Para Thaís Dantas, a explicação para esses dados altos estarem nas periferias é de que existe um descaso por parte do poder público em relação ao tratamento médico que mulheres recebem nessas regiões — desde a falta de promoção de educação sexual apropriada para que tenham possibilidade de obter métodos contraceptivos, até a negligência de cuidados para recém-nascidos ou falta de vagas em creches.

"É uma questão de raça e idade sempre. Nós conseguimos observar que são as mulheres negras que acessam menos os serviços de saúde de qualidade. Ao mesmo tempo, temos a questão da gravidez na adolescência muito forte nessas regiões. É fundamental que essas meninas tenha acesso a seus direitos reprodutivos sexuais," diz.

Já no caso da República — que teve um aumento de 8,8 pontos na taxa de mortalidade infantil desde a primeira edição do Mapa, em 2017 —, a explicação está, segundo Carolina Guimarães, coordenadora da Rede, na quantidade de pessoas em situação de rua e vulnerabilidade no local. O Censo da População de Rua, divulgaso em 31 de janeiro deste ano pela Prefeitura, aponta um aumento de 60% em comparação ao levantamento de 2015, sendo 3,9% crianças.

Indicadores se relacionam

Ao todo, a pesquisa deste ano apresenta 26 indicadores espalhados por cinco eixos: contexto urbano, gestação, neonatal, primeiríssima infância e primeira infância.
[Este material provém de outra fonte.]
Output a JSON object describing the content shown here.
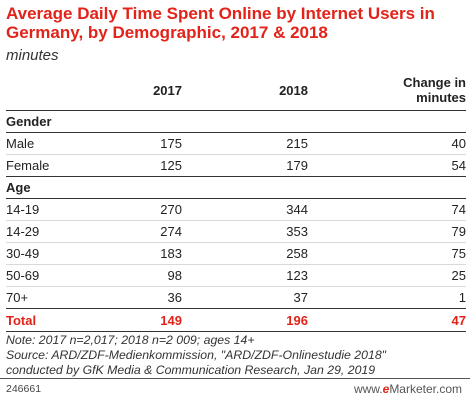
{
  "header": {
    "title": "Average Daily Time Spent Online by Internet Users in Germany, by Demographic, 2017 & 2018",
    "subtitle": "minutes"
  },
  "chart_data": {
    "type": "table",
    "title": "Average Daily Time Spent Online by Internet Users in Germany, by Demographic, 2017 & 2018",
    "subtitle": "minutes",
    "columns": [
      "",
      "2017",
      "2018",
      "Change in minutes"
    ],
    "sections": [
      {
        "name": "Gender",
        "rows": [
          {
            "label": "Male",
            "v2017": "175",
            "v2018": "215",
            "change": "40"
          },
          {
            "label": "Female",
            "v2017": "125",
            "v2018": "179",
            "change": "54"
          }
        ]
      },
      {
        "name": "Age",
        "rows": [
          {
            "label": "14-19",
            "v2017": "270",
            "v2018": "344",
            "change": "74"
          },
          {
            "label": "14-29",
            "v2017": "274",
            "v2018": "353",
            "change": "79"
          },
          {
            "label": "30-49",
            "v2017": "183",
            "v2018": "258",
            "change": "75"
          },
          {
            "label": "50-69",
            "v2017": "98",
            "v2018": "123",
            "change": "25"
          },
          {
            "label": "70+",
            "v2017": "36",
            "v2018": "37",
            "change": "1"
          }
        ]
      }
    ],
    "total": {
      "label": "Total",
      "v2017": "149",
      "v2018": "196",
      "change": "47"
    }
  },
  "notes": {
    "line1": "Note: 2017 n=2,017; 2018 n=2 009; ages 14+",
    "line2": "Source: ARD/ZDF-Medienkommission, \"ARD/ZDF-Onlinestudie 2018\"",
    "line3": "conducted by GfK Media & Communication Research, Jan 29, 2019"
  },
  "footer": {
    "chart_id": "246661",
    "brand_prefix": "www.",
    "brand_e": "e",
    "brand_suffix": "Marketer.com"
  },
  "colors": {
    "accent": "#e2231a",
    "text": "#222222",
    "rule": "#333333",
    "row_divider": "#d9d9d9"
  }
}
"Todos eles estão conectados. Na parte de 'contexto urbano', por exemplo, tratamos de temas como arborização e iluminação pública. Isso porque quando falamos de mais árvores na cidade, estamos falando sobre o conforto dessa crianças, que vai proporcionar um ar mais limpo para elas não sofrerem depois com problemas respiratórios. Quando falamos de poste de luz, isso se conecta diretamente com a segurança delas ao andar nas ruas," explica a coordenadora da Rede Nossa São Paulo.

A produção e apresentação do Mapa da Desigualdade da Primeira Infância apontam números concretos sobre crianças na cidade para mostrar, especialmente para o poder público, mas também para a sociedade civil, em quais áreas a cidade está falhando e precisa melhorar.
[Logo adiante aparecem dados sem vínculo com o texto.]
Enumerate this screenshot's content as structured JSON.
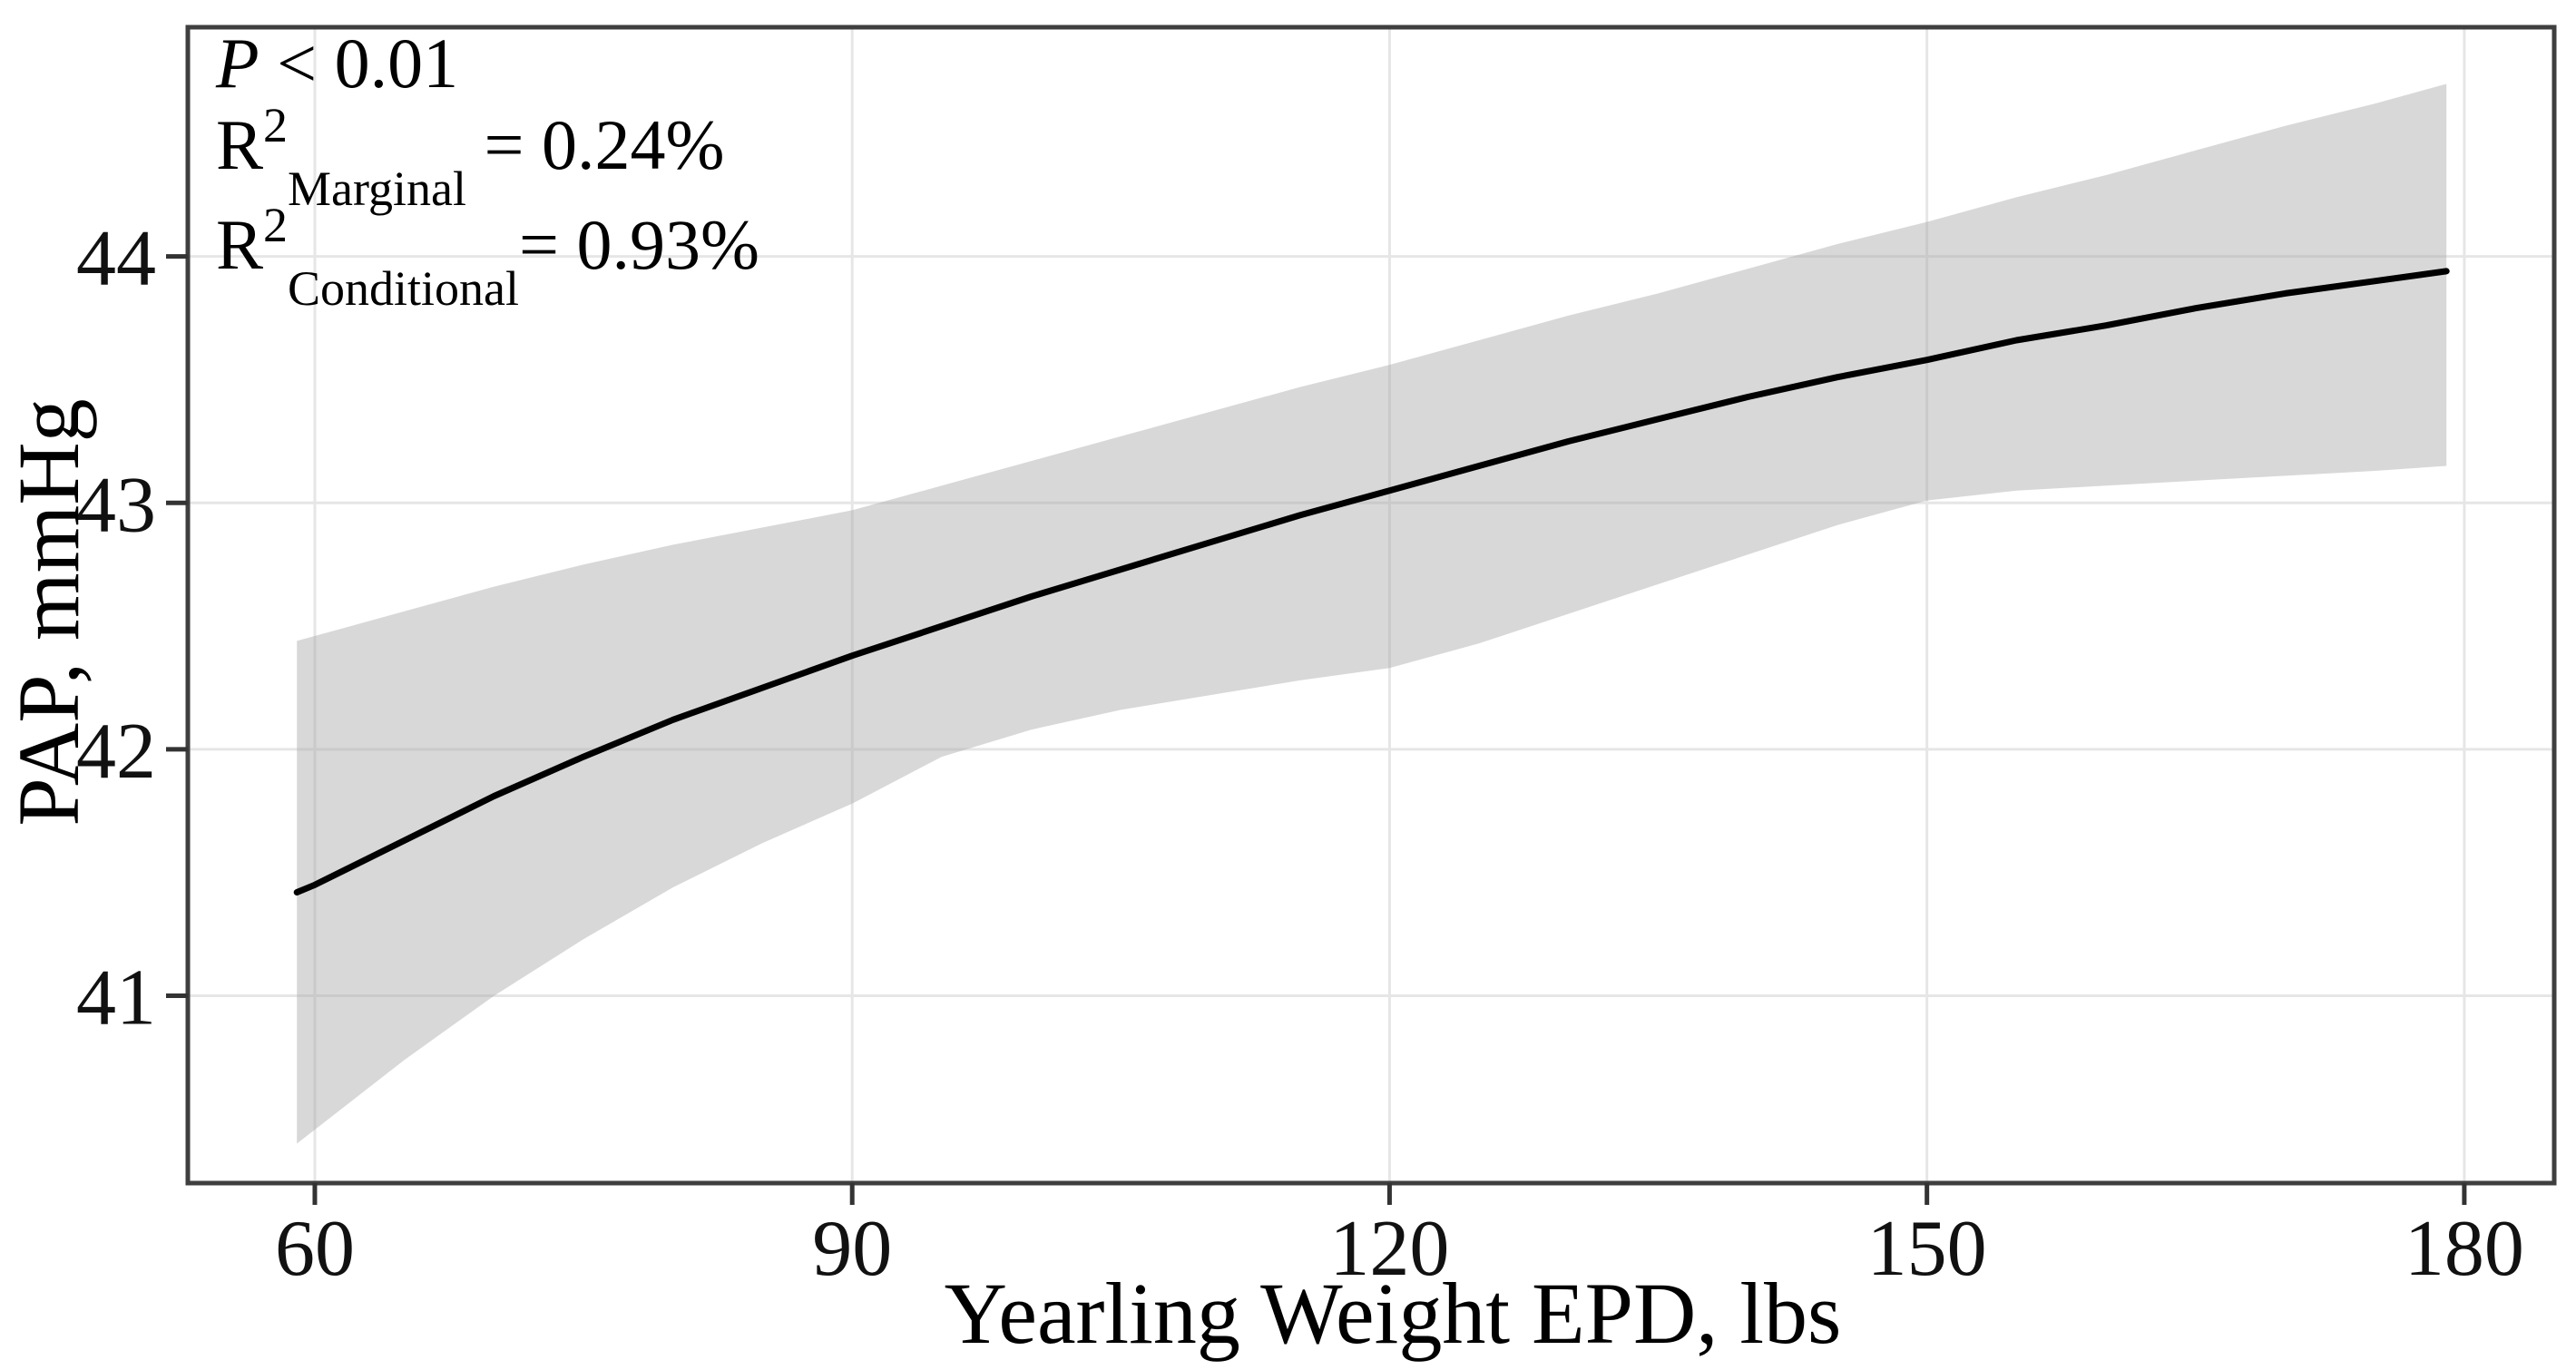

Carolina Guimarães conta que a ideia é que o material possa apontar caminhos para a construção de novas políticas públicas, priorizando serviços e infraestrutura que acolham crianças e adolescentes.

A Rede Nossa São Paulo foi, inclusive, uma das responsáveis por articular e traduzir demandas da sociedade civil para a formação do Plano Municipal Pela Primeira Infância, que prevê metas e ações a serem traçadas de 2018 até 2030 para beneficiar e assegurar os direitos de crianças até seis anos de idade na cidade.
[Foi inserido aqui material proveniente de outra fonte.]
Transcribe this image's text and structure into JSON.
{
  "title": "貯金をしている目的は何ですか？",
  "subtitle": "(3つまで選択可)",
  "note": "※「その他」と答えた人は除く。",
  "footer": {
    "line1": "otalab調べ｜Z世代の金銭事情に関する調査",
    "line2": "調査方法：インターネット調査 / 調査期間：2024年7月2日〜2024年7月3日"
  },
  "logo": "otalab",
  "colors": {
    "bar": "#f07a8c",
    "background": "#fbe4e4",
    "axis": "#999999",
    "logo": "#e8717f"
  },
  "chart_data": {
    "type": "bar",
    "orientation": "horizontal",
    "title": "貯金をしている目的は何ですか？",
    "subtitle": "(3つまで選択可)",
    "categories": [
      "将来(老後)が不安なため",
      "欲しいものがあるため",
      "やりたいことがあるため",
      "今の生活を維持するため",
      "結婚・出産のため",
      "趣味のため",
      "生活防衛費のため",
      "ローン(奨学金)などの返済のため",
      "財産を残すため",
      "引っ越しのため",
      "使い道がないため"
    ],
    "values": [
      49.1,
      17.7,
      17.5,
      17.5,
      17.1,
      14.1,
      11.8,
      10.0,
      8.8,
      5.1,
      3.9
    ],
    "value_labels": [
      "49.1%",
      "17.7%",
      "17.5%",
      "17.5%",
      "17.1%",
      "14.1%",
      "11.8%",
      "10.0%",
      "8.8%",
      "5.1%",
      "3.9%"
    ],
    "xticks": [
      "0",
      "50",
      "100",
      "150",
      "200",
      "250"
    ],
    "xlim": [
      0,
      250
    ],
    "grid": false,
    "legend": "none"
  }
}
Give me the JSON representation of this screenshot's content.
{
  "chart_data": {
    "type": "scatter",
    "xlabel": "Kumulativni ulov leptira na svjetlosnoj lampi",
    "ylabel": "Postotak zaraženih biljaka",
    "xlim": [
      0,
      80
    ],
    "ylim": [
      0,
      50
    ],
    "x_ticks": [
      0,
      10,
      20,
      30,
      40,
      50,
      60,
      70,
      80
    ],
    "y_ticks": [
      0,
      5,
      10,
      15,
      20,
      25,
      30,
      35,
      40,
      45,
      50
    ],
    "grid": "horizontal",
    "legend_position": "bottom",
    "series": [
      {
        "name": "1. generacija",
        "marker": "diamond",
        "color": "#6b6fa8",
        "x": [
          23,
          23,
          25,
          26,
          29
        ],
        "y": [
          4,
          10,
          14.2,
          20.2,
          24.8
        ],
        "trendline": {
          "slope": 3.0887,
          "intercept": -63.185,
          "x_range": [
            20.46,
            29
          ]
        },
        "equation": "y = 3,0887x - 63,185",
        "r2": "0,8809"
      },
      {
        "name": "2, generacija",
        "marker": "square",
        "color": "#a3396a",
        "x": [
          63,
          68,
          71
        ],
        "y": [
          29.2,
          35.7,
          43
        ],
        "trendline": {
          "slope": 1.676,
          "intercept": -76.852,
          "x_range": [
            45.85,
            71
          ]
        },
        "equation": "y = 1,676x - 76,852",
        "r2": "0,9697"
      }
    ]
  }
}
"Esses dados [do Mapa da Desigualdade da Primeira Infância] tem que ser utilizado por conselheiros titulares, por cidadãos que desejam cobrar o poder público, como um guia para o município entender melhor a situação das crianças…"

Tanto a coordenadora da Rede Nossa SP, quanto a advogada Thaís Dantas, acreditam que as principais soluções necessárias para melhorar a situação da desigualdade relacionada à primeira infância é, primeiro, respeitar o conceito de prioridade absoluta de crianças apresentado pelo Artigo 227, da Constituição Federal, que diz ser dever da família, sociedade e Estado assegurar o direitos fundamentais como à saúde, alimentação e educação ao adolescente e à criança.

Em segundo, é preciso que ocorra mais investimentos em áreas que contribuam para a redução dessas desigualdades, pensando em orçamento público voltado para a melhoria de atendimentos clínicos de gestantes ou aumento do número de creches, por exemplo.

"Também precisamos parar de falar sobre meritocracia. As crianças de Marsilac não estão começando a vida na mesma posição que as pessoas de distritos com melhor desempenho."